The topic now brewing discussion with parents across the nation after a middle school in Massachusetts had students respond to a survey.
Here's the complete story on Huffingtonpost.com
The story triggered a nationwide discussion among moms on the usa.momslikeme.com site. Join the discussion here.
Tough topic! There looks to be two issues here:
1) Should the school have notified parents that students would be taking a survey?
2) Is middle school too soon to begin talking to kids about oral sex?
In response to #2, if middle school is the first time a parent has spoken to their child about sex, the "talk" is long overdue. Is it time for an update to the talk so that it includes oral sex? Maybe so. Consider the discussion that a friend of mine faced when her daughter asked, "What's oral sex? My friends are talking about it." Now, the discussion is reactive and you're caught, as she was, thinking about an in the moment response to a question that really deserves more than a reactionary few words.

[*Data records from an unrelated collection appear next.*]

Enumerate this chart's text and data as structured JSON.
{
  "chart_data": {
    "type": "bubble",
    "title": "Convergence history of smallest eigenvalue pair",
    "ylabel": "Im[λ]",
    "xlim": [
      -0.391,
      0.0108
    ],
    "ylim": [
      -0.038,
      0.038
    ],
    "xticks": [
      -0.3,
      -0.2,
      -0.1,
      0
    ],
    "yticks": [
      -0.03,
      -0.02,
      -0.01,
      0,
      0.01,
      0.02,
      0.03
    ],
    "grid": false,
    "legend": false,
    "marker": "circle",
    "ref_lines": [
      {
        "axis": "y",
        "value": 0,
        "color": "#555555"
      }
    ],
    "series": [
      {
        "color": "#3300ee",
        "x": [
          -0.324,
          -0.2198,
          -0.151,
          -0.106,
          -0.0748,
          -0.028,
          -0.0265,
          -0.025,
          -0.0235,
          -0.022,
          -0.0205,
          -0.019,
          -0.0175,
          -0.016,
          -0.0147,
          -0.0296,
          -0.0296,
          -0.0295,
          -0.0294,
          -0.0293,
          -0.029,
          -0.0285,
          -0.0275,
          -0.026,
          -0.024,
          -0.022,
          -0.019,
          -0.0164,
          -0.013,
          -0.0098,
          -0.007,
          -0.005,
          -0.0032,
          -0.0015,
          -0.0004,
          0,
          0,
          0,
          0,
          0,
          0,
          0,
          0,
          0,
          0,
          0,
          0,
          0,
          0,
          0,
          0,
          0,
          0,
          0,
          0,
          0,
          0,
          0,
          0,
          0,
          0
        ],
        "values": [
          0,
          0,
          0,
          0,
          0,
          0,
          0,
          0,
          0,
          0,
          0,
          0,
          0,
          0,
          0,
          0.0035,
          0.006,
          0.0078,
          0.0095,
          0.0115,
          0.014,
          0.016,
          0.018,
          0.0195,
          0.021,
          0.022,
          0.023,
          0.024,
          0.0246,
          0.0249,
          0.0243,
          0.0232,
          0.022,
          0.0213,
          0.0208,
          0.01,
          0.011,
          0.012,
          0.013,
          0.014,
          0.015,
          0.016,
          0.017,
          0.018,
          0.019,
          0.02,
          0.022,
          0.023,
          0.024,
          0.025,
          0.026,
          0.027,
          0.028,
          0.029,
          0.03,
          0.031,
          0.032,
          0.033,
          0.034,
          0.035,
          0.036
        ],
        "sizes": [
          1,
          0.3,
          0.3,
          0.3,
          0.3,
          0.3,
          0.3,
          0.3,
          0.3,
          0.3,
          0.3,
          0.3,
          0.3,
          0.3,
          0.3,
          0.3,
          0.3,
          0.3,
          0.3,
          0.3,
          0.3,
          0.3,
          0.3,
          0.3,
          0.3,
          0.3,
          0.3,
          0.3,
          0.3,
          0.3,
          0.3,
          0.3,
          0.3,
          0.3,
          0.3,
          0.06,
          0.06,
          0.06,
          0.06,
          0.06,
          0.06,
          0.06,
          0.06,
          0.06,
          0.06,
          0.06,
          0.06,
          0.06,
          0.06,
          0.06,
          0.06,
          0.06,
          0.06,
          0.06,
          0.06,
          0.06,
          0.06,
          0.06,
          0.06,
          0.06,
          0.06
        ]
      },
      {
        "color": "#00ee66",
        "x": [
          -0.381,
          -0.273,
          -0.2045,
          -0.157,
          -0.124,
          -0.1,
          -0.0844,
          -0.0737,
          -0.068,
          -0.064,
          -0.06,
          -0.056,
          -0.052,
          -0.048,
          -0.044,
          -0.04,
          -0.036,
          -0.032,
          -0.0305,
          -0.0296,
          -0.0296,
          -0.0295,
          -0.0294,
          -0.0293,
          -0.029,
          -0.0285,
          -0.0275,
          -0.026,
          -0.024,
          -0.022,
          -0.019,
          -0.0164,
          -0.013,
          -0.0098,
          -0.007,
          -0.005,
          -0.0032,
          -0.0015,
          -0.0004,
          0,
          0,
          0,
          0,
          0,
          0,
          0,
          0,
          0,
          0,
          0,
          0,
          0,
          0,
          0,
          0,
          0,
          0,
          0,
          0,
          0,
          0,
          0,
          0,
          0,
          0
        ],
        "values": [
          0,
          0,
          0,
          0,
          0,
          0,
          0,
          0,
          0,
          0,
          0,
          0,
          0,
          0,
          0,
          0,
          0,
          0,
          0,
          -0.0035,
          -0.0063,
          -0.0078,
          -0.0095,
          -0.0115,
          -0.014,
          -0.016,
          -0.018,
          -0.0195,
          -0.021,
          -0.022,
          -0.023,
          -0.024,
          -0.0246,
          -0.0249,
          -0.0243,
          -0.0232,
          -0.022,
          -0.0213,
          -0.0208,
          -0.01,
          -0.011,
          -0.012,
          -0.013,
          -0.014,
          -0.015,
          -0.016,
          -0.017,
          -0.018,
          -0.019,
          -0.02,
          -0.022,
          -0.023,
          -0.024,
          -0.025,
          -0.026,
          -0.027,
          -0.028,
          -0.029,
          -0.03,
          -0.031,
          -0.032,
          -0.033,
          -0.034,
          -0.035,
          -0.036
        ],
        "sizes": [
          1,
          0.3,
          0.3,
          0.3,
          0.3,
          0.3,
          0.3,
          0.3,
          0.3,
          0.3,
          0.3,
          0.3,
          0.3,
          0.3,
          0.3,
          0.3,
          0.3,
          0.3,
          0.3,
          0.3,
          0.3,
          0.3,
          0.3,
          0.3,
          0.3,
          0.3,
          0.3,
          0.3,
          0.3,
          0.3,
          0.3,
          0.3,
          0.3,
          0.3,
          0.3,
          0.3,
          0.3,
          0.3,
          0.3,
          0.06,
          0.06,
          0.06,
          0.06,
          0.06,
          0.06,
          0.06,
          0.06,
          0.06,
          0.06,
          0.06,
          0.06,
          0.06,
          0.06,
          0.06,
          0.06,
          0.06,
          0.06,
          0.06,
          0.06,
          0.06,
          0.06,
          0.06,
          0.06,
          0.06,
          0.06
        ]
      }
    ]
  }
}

On issue #1: Having worked in schools and now with soon to be teachers at a university level, the parent/school connection is a constant topic of discussion. A few questions to consider, "How is the school planning to use the data from the survey? Will the school/district reform their health curriculum to address oral sex education? Was this a district created survey that schools were mandated to send out or an option for individual schools?
On a parallel line of questioning, if the school would have given parents the choice to have their kids opt out of taking the survey, how many would have exercised their choice to opt out? How many of us would have allowed our students to take the survey? As a middle school parent now my first thought was, "I haven't spoken with my daughter about oral sex. Does she know what it is? And if so, who told her?" My frustration would be focused more on the lack of communication from the school about the survey rather than the survey itself. Having the choice or at least the knowledge that the survey was to take place is truly where the brunt of frustration resides in the parent/school connection.
Having spoken to middle school parents across the nation, sex always appears as one of the top five concerns. Most parents agree that they would prefer to be the one who first speaks to their child about the topic rather than waiting to clear up any misinformation that the collective middle school mindset may have created.
The challenge then is to consider how you will reframe the "talk". How can you make a preemptive strike in sharing accurate information about oral sex that informs without condoning it, so that your child feels equipped to respond when a friend says, "Hey that survey today was crazy, who do you know that is having oral sex?"